North Asia head Lim quits DBS to join JP Morgan
DBS Private Bank’s North Asia head Edwin Lim has quit along with two colleagues to join JP Morgan’s private wealth management team under Peter Flavel, AsianInvestor understands.
Lim resigned this month and is set to leave DBS by the end of June. DBS has also lost Patrice Huang, who focused on Taiwan/China, and Gabriel Chan, who covered North Asia from Singapore.
Sources suggest they will work under Flavel, chief executive of JP Morgan’s Asian private wealth management business, who quit as chief executive of Standard Chartered Private Bank last July.
Flavel is tasked with building out the firm’s PWM business to focus on high-net-worth clients and families with between $10 million and $30 million in assets. JP Morgan Private Bank traditionally has focused on the ultra high-net-worth segment for clients with at least $30 million.
Flavel’s expansion targets have been set out as China, India, Australia and Indonesia. It is understood Lim, Huang and Chan would focus on Greater China.
A spokeswoman for JP Morgan in Hong Kong declined to comment for this article.

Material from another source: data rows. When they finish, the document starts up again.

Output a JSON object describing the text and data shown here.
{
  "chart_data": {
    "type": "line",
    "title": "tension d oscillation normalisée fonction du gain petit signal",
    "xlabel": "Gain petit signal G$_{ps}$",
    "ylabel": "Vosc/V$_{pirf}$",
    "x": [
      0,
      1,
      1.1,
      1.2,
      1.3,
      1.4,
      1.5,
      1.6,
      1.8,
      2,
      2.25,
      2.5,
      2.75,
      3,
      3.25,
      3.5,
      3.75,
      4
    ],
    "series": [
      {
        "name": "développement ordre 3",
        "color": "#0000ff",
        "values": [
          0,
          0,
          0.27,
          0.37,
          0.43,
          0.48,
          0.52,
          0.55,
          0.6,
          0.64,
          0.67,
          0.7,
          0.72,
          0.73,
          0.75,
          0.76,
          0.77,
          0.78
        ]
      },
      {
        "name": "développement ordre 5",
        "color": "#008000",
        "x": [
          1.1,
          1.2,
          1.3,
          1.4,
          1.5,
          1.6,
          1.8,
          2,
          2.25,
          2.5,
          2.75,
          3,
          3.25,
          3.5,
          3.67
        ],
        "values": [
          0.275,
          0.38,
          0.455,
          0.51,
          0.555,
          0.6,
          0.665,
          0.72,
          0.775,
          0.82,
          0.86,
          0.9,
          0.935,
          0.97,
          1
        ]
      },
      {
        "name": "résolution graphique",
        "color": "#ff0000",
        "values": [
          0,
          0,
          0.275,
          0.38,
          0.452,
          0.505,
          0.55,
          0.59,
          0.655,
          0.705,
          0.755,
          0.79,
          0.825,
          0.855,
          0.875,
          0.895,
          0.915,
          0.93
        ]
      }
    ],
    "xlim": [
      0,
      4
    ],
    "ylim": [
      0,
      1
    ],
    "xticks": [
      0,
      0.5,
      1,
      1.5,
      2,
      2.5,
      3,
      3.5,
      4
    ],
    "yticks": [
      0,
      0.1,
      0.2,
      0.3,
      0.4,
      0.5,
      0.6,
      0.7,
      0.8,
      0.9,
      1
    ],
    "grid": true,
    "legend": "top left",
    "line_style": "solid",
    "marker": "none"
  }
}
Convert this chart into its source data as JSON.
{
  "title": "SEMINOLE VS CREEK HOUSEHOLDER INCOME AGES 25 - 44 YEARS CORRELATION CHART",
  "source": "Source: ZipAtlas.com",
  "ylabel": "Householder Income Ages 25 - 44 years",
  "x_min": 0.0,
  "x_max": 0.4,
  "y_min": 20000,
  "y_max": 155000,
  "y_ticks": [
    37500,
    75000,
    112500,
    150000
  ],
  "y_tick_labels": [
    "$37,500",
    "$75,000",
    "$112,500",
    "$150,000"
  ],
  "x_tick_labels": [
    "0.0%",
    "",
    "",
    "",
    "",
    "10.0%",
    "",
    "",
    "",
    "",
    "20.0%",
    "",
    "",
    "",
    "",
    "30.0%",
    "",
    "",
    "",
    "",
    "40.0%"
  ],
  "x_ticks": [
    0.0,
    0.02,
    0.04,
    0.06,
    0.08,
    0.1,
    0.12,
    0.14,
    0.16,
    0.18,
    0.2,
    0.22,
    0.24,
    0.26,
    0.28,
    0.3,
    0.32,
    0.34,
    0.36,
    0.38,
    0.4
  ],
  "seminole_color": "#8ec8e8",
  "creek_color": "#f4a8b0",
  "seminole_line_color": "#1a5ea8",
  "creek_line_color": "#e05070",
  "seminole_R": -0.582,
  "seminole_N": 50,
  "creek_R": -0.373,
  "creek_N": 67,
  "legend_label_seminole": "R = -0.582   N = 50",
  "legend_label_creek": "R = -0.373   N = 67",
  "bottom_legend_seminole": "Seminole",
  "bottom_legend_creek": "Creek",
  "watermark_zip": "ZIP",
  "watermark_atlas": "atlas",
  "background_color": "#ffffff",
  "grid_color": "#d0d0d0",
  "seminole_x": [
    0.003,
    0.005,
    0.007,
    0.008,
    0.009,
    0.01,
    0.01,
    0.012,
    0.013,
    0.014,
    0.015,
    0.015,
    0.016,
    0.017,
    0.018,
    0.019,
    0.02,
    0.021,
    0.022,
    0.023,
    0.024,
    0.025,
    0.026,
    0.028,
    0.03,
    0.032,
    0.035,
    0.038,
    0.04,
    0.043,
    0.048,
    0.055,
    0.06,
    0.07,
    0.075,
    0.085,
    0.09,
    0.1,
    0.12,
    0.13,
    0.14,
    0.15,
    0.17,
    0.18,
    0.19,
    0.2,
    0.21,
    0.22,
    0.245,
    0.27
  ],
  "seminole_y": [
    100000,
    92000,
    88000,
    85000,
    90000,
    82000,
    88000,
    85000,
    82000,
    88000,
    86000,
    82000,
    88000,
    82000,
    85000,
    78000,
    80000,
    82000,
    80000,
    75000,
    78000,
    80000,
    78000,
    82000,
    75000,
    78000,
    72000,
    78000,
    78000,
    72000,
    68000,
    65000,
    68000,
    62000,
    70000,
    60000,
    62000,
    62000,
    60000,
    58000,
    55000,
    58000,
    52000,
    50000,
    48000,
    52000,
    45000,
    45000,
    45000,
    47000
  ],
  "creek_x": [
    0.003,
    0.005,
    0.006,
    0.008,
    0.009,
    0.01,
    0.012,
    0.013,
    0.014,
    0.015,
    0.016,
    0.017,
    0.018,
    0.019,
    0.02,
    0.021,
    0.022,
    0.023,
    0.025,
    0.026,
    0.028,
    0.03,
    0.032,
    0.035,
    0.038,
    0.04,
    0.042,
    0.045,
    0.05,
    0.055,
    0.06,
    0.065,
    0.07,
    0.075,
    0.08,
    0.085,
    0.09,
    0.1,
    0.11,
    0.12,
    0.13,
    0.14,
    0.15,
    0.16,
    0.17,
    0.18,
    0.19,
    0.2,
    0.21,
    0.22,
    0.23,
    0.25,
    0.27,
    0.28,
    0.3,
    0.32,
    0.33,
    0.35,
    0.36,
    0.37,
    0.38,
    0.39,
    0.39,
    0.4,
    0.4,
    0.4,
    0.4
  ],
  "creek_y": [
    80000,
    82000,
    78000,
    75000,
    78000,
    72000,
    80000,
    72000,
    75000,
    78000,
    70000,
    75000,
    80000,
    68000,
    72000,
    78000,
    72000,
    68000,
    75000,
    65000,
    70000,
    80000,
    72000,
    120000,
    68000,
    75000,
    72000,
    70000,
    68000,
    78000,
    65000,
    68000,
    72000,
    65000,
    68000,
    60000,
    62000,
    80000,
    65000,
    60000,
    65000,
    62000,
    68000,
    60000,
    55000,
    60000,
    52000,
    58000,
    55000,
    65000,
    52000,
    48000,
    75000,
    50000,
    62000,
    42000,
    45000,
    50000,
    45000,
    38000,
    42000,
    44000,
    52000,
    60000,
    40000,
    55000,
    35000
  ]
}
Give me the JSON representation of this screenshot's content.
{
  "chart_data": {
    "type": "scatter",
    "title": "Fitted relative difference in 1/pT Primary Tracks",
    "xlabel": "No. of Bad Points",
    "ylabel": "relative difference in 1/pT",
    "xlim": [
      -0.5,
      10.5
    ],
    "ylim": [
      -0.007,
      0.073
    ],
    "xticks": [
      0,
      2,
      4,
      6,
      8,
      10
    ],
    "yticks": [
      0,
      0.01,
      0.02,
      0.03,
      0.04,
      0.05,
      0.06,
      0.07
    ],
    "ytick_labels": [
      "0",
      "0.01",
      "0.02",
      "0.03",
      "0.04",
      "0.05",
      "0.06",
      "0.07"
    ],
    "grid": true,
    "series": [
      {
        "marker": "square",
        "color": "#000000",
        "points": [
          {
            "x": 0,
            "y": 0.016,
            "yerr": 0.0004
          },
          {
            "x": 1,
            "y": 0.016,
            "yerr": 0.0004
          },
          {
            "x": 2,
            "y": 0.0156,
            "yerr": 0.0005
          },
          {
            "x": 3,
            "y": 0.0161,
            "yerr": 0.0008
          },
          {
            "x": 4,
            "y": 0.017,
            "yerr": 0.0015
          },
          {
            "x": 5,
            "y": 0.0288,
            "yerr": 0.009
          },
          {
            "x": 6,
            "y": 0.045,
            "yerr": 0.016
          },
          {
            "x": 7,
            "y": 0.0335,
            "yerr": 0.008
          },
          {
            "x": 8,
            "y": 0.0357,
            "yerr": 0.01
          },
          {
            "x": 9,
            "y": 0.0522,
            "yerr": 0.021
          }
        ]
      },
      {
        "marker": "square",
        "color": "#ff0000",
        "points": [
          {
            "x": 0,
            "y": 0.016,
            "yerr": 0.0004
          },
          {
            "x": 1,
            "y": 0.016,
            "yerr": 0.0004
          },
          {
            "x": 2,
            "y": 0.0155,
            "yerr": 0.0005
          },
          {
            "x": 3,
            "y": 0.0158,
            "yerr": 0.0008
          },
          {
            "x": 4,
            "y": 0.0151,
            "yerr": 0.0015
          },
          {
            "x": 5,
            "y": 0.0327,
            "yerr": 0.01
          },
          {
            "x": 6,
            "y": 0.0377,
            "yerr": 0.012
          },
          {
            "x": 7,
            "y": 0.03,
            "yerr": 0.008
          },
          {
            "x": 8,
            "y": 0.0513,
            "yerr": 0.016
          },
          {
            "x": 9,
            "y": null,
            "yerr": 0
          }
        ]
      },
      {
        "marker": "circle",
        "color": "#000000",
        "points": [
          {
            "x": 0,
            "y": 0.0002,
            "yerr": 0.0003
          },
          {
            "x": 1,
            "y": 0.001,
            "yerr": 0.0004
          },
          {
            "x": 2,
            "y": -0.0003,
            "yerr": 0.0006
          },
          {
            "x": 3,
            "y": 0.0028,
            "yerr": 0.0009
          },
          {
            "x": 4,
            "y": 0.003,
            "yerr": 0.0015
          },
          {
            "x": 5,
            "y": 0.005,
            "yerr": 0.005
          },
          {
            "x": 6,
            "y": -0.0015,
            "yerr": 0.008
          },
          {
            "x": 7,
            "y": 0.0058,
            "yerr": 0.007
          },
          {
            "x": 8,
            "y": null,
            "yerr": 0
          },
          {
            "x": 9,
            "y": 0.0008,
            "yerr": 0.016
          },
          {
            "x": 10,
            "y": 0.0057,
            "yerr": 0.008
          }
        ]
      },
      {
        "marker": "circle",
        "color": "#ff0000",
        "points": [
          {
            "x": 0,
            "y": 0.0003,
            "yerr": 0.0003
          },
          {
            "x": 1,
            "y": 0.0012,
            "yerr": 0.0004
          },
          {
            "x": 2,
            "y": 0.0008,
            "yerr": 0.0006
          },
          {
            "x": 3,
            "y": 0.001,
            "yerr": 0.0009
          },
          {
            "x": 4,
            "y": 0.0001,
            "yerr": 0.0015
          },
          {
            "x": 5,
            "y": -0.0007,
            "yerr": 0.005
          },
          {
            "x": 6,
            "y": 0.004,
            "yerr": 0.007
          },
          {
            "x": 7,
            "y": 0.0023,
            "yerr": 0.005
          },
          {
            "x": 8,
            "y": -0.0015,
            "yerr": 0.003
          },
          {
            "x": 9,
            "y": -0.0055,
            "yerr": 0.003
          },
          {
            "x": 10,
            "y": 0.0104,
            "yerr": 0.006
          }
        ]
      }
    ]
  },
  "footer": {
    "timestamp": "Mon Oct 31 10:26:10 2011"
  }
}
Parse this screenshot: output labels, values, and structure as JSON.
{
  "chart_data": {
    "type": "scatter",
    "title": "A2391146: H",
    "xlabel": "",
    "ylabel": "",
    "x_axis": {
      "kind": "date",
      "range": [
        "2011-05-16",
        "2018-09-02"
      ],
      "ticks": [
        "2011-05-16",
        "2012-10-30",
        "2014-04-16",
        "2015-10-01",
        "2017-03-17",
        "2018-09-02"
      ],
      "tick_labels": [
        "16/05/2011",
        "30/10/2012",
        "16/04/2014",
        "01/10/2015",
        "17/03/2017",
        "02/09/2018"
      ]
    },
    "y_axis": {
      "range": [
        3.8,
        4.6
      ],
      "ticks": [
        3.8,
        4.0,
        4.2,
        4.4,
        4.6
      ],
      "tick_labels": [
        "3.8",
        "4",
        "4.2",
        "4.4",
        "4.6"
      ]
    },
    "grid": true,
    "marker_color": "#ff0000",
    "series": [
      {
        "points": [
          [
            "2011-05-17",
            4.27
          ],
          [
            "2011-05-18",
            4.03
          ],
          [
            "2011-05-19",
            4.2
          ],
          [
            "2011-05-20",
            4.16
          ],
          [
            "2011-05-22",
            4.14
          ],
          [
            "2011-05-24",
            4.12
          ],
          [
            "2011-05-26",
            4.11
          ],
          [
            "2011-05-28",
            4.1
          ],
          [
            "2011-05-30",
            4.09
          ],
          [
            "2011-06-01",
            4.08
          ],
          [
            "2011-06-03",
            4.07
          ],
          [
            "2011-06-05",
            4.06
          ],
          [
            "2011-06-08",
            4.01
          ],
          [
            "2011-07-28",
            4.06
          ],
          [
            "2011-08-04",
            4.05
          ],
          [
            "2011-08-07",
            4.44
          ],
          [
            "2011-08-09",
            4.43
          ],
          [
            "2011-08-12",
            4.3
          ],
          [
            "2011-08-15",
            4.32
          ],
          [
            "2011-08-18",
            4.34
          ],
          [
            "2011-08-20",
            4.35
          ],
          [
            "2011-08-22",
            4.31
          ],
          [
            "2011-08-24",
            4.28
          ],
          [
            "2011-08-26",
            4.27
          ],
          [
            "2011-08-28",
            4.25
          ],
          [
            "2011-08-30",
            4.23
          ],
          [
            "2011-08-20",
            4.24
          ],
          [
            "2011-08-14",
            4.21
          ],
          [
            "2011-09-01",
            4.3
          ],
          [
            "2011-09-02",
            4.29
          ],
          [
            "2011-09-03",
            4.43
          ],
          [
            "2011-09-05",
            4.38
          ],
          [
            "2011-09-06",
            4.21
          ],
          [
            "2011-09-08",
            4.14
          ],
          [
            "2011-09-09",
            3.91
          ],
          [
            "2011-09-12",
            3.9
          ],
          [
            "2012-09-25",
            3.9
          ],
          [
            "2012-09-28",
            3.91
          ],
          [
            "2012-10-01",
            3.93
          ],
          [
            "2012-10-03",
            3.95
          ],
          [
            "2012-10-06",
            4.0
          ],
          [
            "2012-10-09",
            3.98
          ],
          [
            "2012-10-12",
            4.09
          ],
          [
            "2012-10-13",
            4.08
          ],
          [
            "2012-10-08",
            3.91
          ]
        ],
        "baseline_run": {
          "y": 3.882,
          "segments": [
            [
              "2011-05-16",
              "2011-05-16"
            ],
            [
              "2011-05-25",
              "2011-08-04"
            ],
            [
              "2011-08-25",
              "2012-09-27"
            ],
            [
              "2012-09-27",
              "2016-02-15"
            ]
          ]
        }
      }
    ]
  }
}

A spokeswoman for DBS Private Bank in Singapore notes that the firm expects to appoint a successor to Lim “shortly”. In the interim, it says the North Asia private banking business will be overseen by Tan Su Shan, group head of wealth management, Olivier Crespin, chief operating officer, and V. Arivazhagan, head regional investment and treasury products.
Lim joined DBS Bank Hong Kong in August 2006 as head of Greater China under Desmond Liu, who was head of North Asia but joined HSBC Private Bank the following year as head of Greater China. Liu is now HSBC Private Bank’s North Asia head.
Lim has 20 years’ private banking experience and has held senior positions at Credit Suisse, Citigroup and Barclays.
He set up a Taiwan desk for Credit Suisse in 1998 and managed a team of 15 private bankers to perform sales, distribution and advisory of financial products to clients in Taiwan, mainland China and the Philippines.
DBS Private Bank only recently hired Lawrence Lua from Julius Baer as managing director and head of its Southeast Asia business based in Singapore. He started on April 1.
It was a role that DBS had sought to fill permanently since Kwong Kin Mun departed in late 2009 to become head of Southeast Asia for Deutsche Bank Private Wealth Management.
Southeast Asia accounts for about half of DBS Private Bank’s business. In an effort to diversify, the firm has focused to date on North Asia under the reign of Tan, who joined from Morgan Stanley as group head of wealth management in June last year.